Dreiser claimed to have collected such stories every year between 1895 and 1935. He based his novel on details and setting of the 1906 murder of Grace Brown by Chester Gillette in upstate New York, which attracted widespread attention from newspapers. While the novel sold well, it was also criticized for his portrayal of a man without morals who commits a sordid murder. The novel was adapted as a film in 1931, by the same name, and again in 1951 (this time it was titled A Place in the Sun).

Though known primarily as a novelist, Dreiser also wrote short stories, publishing his first collection, Free and Other Stories, in 1918, made up of 11 stories.

His story, "My Brother Paul", was a kind of biography of his older brother, Paul Dresser, who became a famous songwriter in the 1890s. This story was the basis for the 1942 romantic movie, My Gal Sal.

Dreiser also wrote poetry.
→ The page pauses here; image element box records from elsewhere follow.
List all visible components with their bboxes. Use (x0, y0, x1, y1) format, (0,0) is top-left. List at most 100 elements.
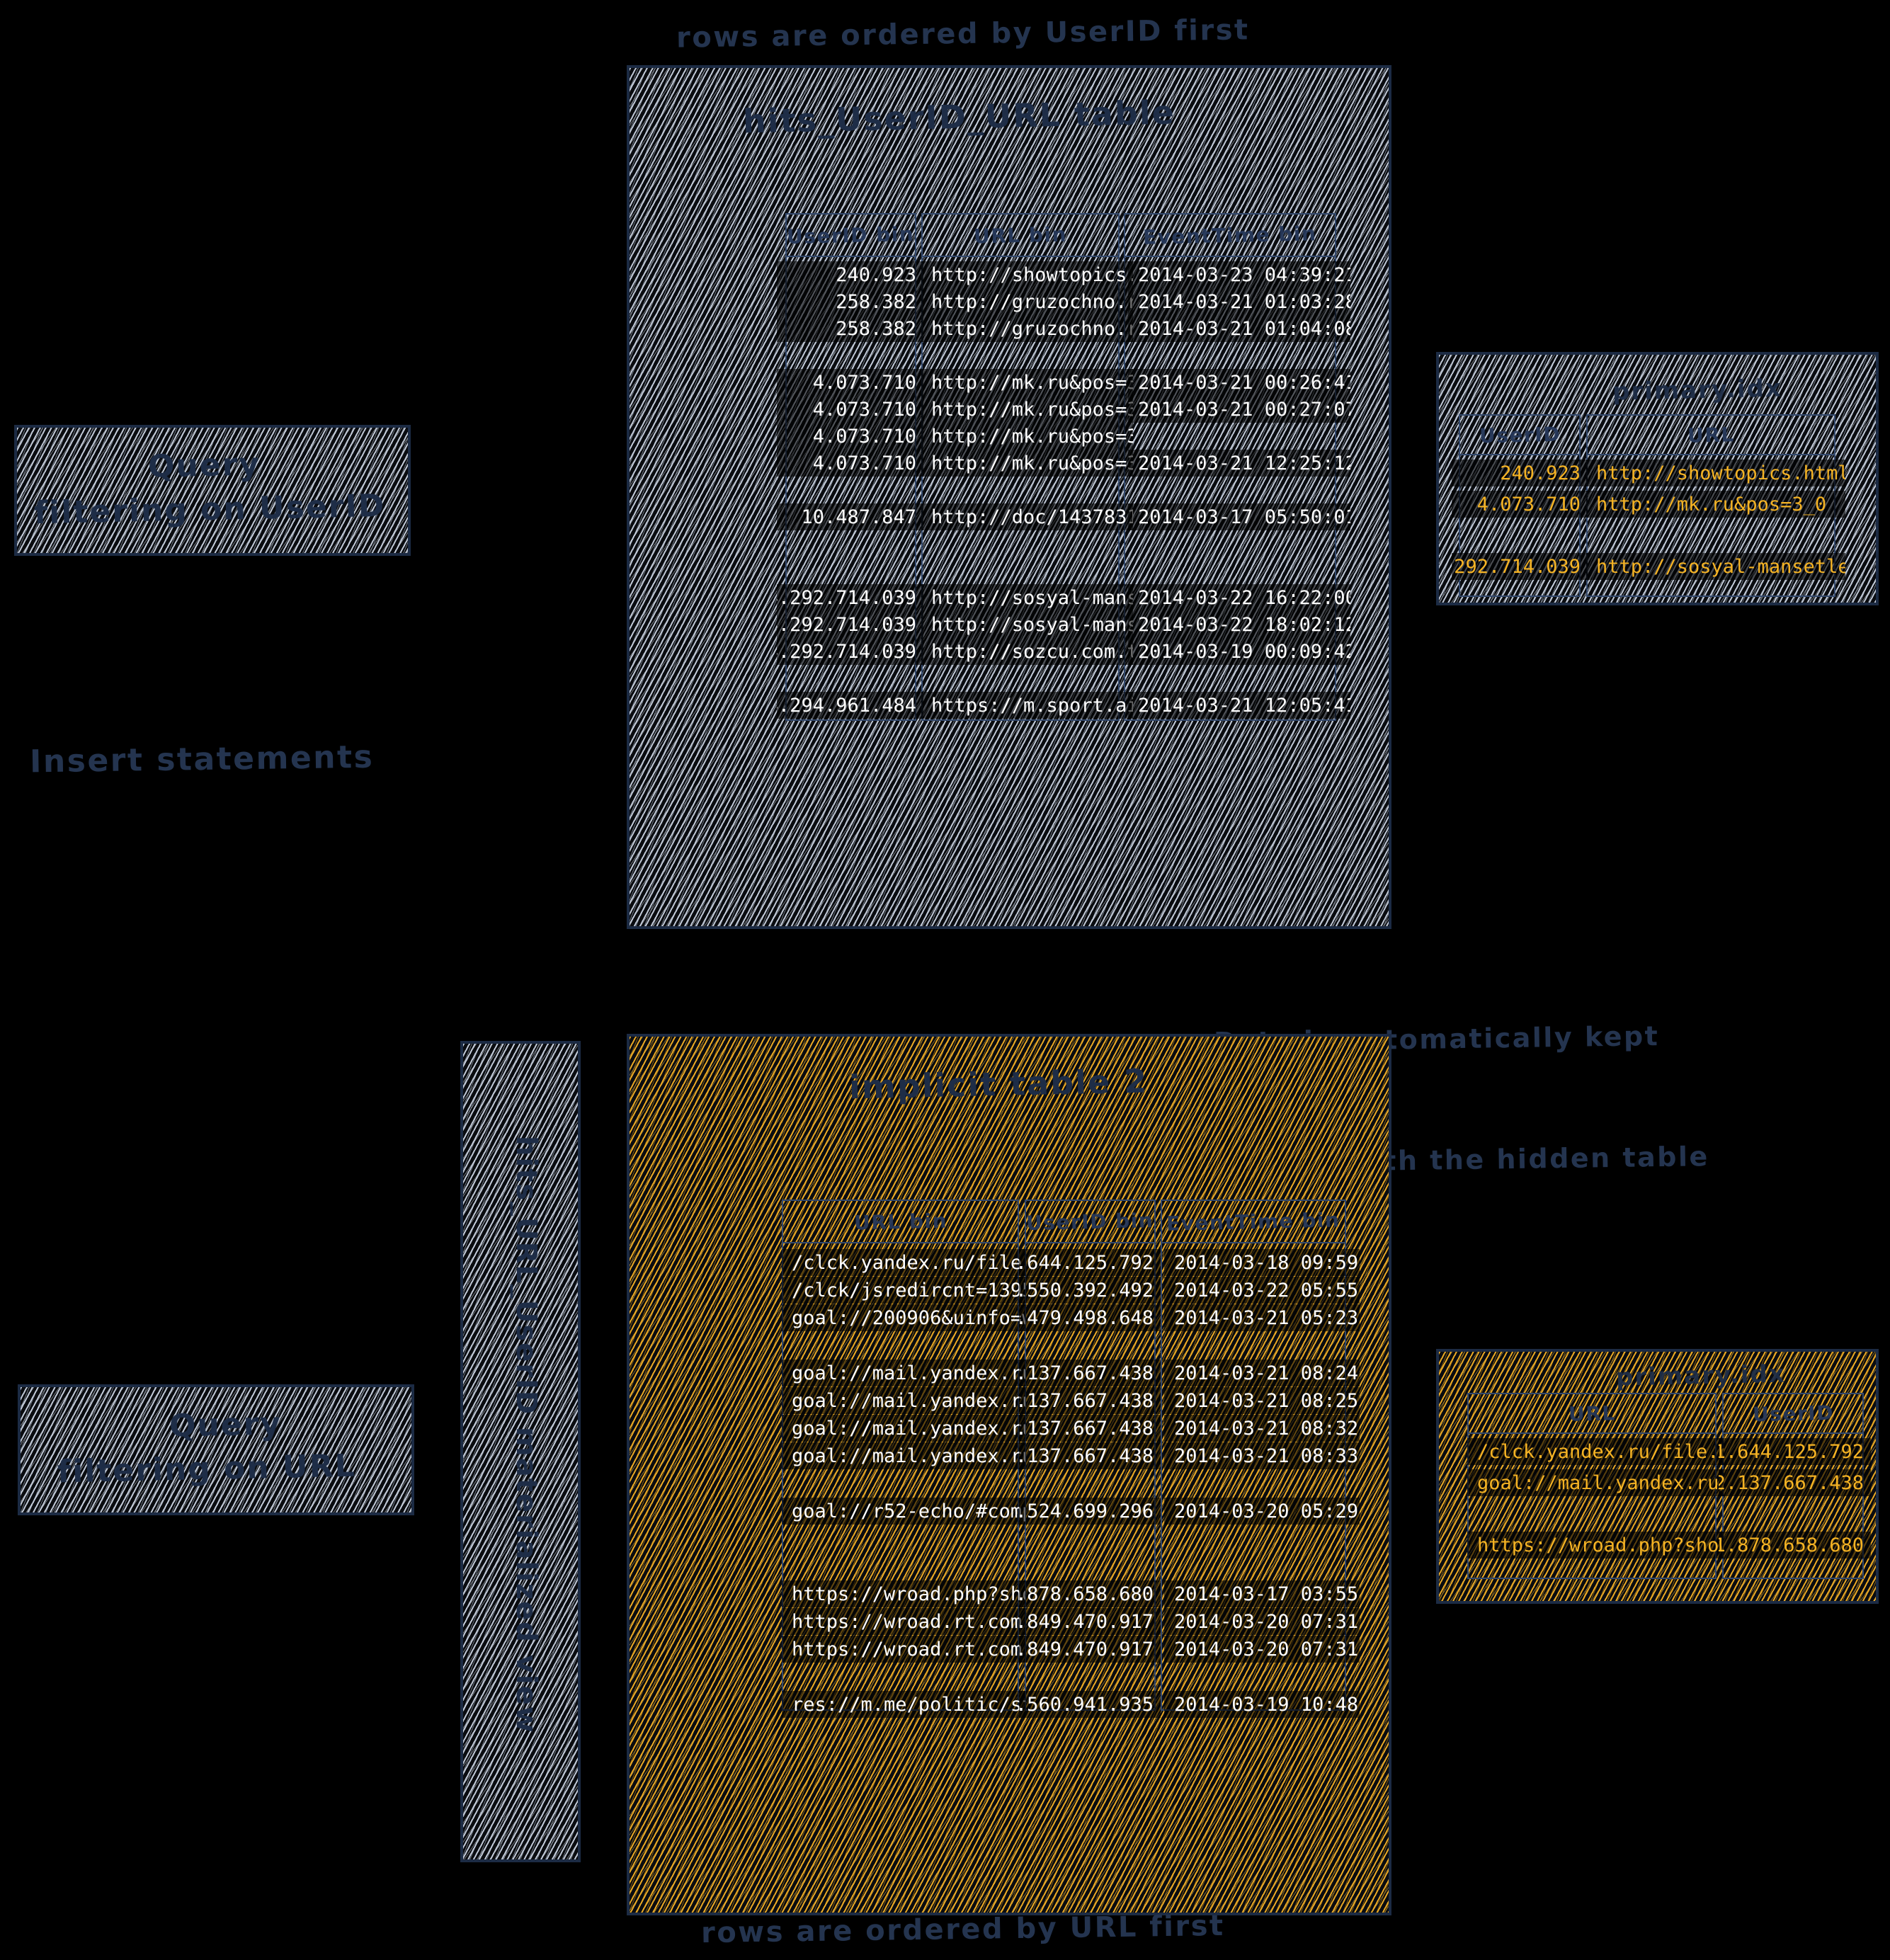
table-cell: 2014-03-21 05:23:19 (1164, 1304, 1360, 1331)
table-cell: 4.292.714.039 (1452, 553, 1588, 580)
table-cell: 2014-03-22 18:02:12 (1128, 611, 1350, 638)
table-cell: http://mk.ru&pos=3_0 (921, 396, 1133, 423)
table-cell: https://wroad.php?show/7 ... (1467, 1532, 1724, 1559)
table-cell: http://mk.ru&pos=3_0 (921, 369, 1133, 396)
table-cell: 4.292.714.039 (777, 611, 923, 638)
hits-col-outline-1 (785, 257, 916, 721)
table-cell: 1.550.392.492 (1019, 1277, 1161, 1304)
hits-col-url-bin: URL bin (921, 213, 1120, 257)
primary-idx-orange-grid: URL UserID /clck.yandex.ru/file.com ...1… (1467, 1393, 1871, 1579)
table-cell: /clck.yandex.ru/file.com ... (782, 1249, 1025, 1276)
table-cell: 4.073.710 (1452, 491, 1588, 518)
primary-idx-orange-box: primary.idx URL UserID /clck.yandex.ru/f… (1436, 1349, 1879, 1604)
table-cell: 258.382 (777, 288, 923, 315)
table-cell: 2014-03-23 04:39:21 (1128, 261, 1350, 288)
pidx-blue-outline-1 (1459, 455, 1581, 597)
table-cell: 2.137.667.438 (1019, 1387, 1161, 1414)
table-cell: 1.644.125.792 (1719, 1438, 1871, 1465)
table-cell: 2014-03-21 00:27:07 (1128, 396, 1350, 423)
note-rows-ordered-by-url: rows are ordered by URL first (700, 1909, 1225, 1950)
hits-col-outline-3 (1124, 257, 1336, 721)
table-cell: 2014-03-21 08:25:15 (1164, 1387, 1360, 1414)
primary-idx-blue-title: primary.idx (1612, 374, 1783, 406)
table-cell: 2.137.667.438 (1019, 1415, 1161, 1442)
table-cell: 2014-03-22 05:55:22 (1164, 1277, 1360, 1304)
implicit-col-userid-bin: UserID bin (1025, 1200, 1156, 1243)
materialized-view-label: hits_URL_UserID materialized view (510, 1136, 542, 1734)
table-cell: 2.479.498.648 (1019, 1304, 1161, 1331)
query-url-line2: filtering on URL (57, 1447, 357, 1491)
table-cell: 4.073.710 (777, 450, 923, 477)
table-cell: https://wroad.rt.com.tr/ ... (782, 1636, 1025, 1663)
table-cell: 2014-03-17 03:55:28 (1164, 1580, 1360, 1607)
table-cell: 2014-03-21 01:03:28 (1128, 288, 1350, 315)
table-cell: http://sosyal-mansetleri ... (921, 584, 1133, 611)
table-cell: 2014-03-21 08:24:50 (1164, 1360, 1360, 1386)
table-cell: goal://mail.yandex.ru/Ma ... (782, 1442, 1025, 1469)
table-cell: 10.487.847 (777, 503, 923, 530)
table-cell: http://mk.ru&pos=3_0 (921, 450, 1133, 477)
table-cell: 3.849.470.917 (1019, 1636, 1161, 1663)
table-cell: 2014-03-18 09:59:01 (1164, 1249, 1360, 1276)
table-cell: http://gruzochno.ru/ekat ... (921, 288, 1133, 315)
table-cell: 2014-03-20 07:31:39 (1164, 1608, 1360, 1635)
table-cell: 258.382 (777, 315, 923, 342)
query-url-line1: Query (169, 1406, 283, 1445)
note-rows-ordered-by-userid: rows are ordered by UserID first (676, 13, 1250, 55)
table-cell: goal://mail.yandex.ru/Ma ... (782, 1387, 1025, 1414)
table-cell: 2014-03-21 01:04:08 (1128, 315, 1350, 342)
table-cell: goal://mail.yandex.ru/Ma ... (782, 1415, 1025, 1442)
hits-col-outline-2 (921, 257, 1120, 721)
implicit-table-2: implicit table 2 URL bin UserID bin Even… (627, 1034, 1391, 1915)
query-filtering-url-box: Query filtering on URL (18, 1384, 414, 1515)
table-cell (1128, 423, 1350, 450)
table-cell: http://sosyal-mansetleri ... (921, 611, 1133, 638)
pidx-orange-col-url: URL (1467, 1393, 1717, 1434)
table-cell: 1.524.699.296 (1019, 1498, 1161, 1525)
table-cell: https://wroad.php?show/7 ... (782, 1580, 1025, 1607)
table-cell: 2014-03-22 16:22:00 (1128, 584, 1350, 611)
table-cell: /clck/jsredircnt=1395412 ... (782, 1277, 1025, 1304)
table-cell: https://m.sport.airway/? ... (921, 692, 1133, 719)
table-cell: goal://r52-echo/#compose ... (782, 1498, 1025, 1525)
query-filtering-userid-box: Query filtering on UserID (14, 425, 411, 556)
table-cell: 2014-03-20 07:31:54 (1164, 1636, 1360, 1663)
hits-table-title: hits_UserID_URL table (742, 93, 1176, 141)
table-cell: 1.878.658.680 (1019, 1580, 1161, 1607)
table-cell: 2014-03-21 12:05:41 (1128, 692, 1350, 719)
hits-col-eventtime-bin: EventTime bin (1124, 213, 1336, 257)
materialized-view-strip: hits_URL_UserID materialized view (460, 1041, 581, 1862)
table-cell: goal://mail.yandex.ru/Ma ... (782, 1360, 1025, 1386)
table-cell: goal://mail.yandex.ru/Ma ... (1467, 1469, 1724, 1496)
table-cell: http://mk.ru&pos=3_0 (1586, 491, 1845, 518)
hits-userid-url-table: hits_UserID_URL table UserID bin URL bin… (627, 65, 1391, 929)
table-cell: 2.137.667.438 (1019, 1360, 1161, 1386)
table-cell: 4.073.710 (777, 396, 923, 423)
primary-idx-blue-box: primary.idx UserID URL 240.923 http://sho… (1436, 352, 1879, 605)
table-cell: http://showtopics.html%3 ... (1586, 460, 1845, 486)
table-cell: http://doc/1437831&is_mo ... (921, 503, 1133, 530)
table-cell: 240.923 (1452, 460, 1588, 486)
table-cell: http://showtopics.html%3 ... (921, 261, 1133, 288)
table-cell: https://wroad.rt.com.tr/ ... (782, 1608, 1025, 1635)
table-cell: 240.923 (777, 261, 923, 288)
primary-idx-orange-title: primary.idx (1615, 1360, 1787, 1392)
pidx-blue-outline-2 (1586, 455, 1835, 597)
implicit-col-eventtime-bin: EventTime bin (1161, 1200, 1346, 1243)
pidx-orange-col-userid: UserID (1722, 1393, 1864, 1434)
implicit-table-grid: URL bin UserID bin EventTime bin /clck.y… (782, 1200, 1360, 1950)
table-cell: /clck.yandex.ru/file.com ... (1467, 1438, 1724, 1465)
table-cell: 4.292.714.039 (777, 584, 923, 611)
table-cell: http://sozcu.com.tr/oaut ... (921, 638, 1133, 665)
pidx-blue-col-url: URL (1586, 414, 1835, 455)
table-cell: 4.292.714.039 (777, 638, 923, 665)
table-cell: http://sosyal-mansetleri ... (1586, 553, 1845, 580)
table-cell: 3.849.470.917 (1019, 1608, 1161, 1635)
implicit-col-url-bin: URL bin (782, 1200, 1019, 1243)
table-cell: goal://200906&uinfo=ww-1 ... (782, 1304, 1025, 1331)
table-cell: 1.644.125.792 (1019, 1249, 1161, 1276)
table-cell: 1.878.658.680 (1719, 1532, 1871, 1559)
table-cell: 4.294.961.484 (777, 692, 923, 719)
table-cell: 2014-03-19 00:09:42 (1128, 638, 1350, 665)
table-cell: 2014-03-21 08:33:02 (1164, 1442, 1360, 1469)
His poem, "The Aspirant" (1929), continues his theme of poverty and ambition: a young man in a shabby furnished room describes his own and the other tenants' dreams, and asks "why? why?" The poem appeared in The Poetry Quartos, collected and printed by Paul Johnston, and published by Random House in 1929.

Other works include Trilogy of Desire, which was based on the life of Charles Tyson Yerkes, who became a Chicago streetcar tycoon. It is composed of The Financier (1912), The Titan (1914), and The Stoic. The last was published posthumously in 1947.

Dreiser was often forced to battle against censorship, because his depiction of some aspects of life, such as sexual promiscuity, offended authorities and challenged popular standards of acceptable opinion.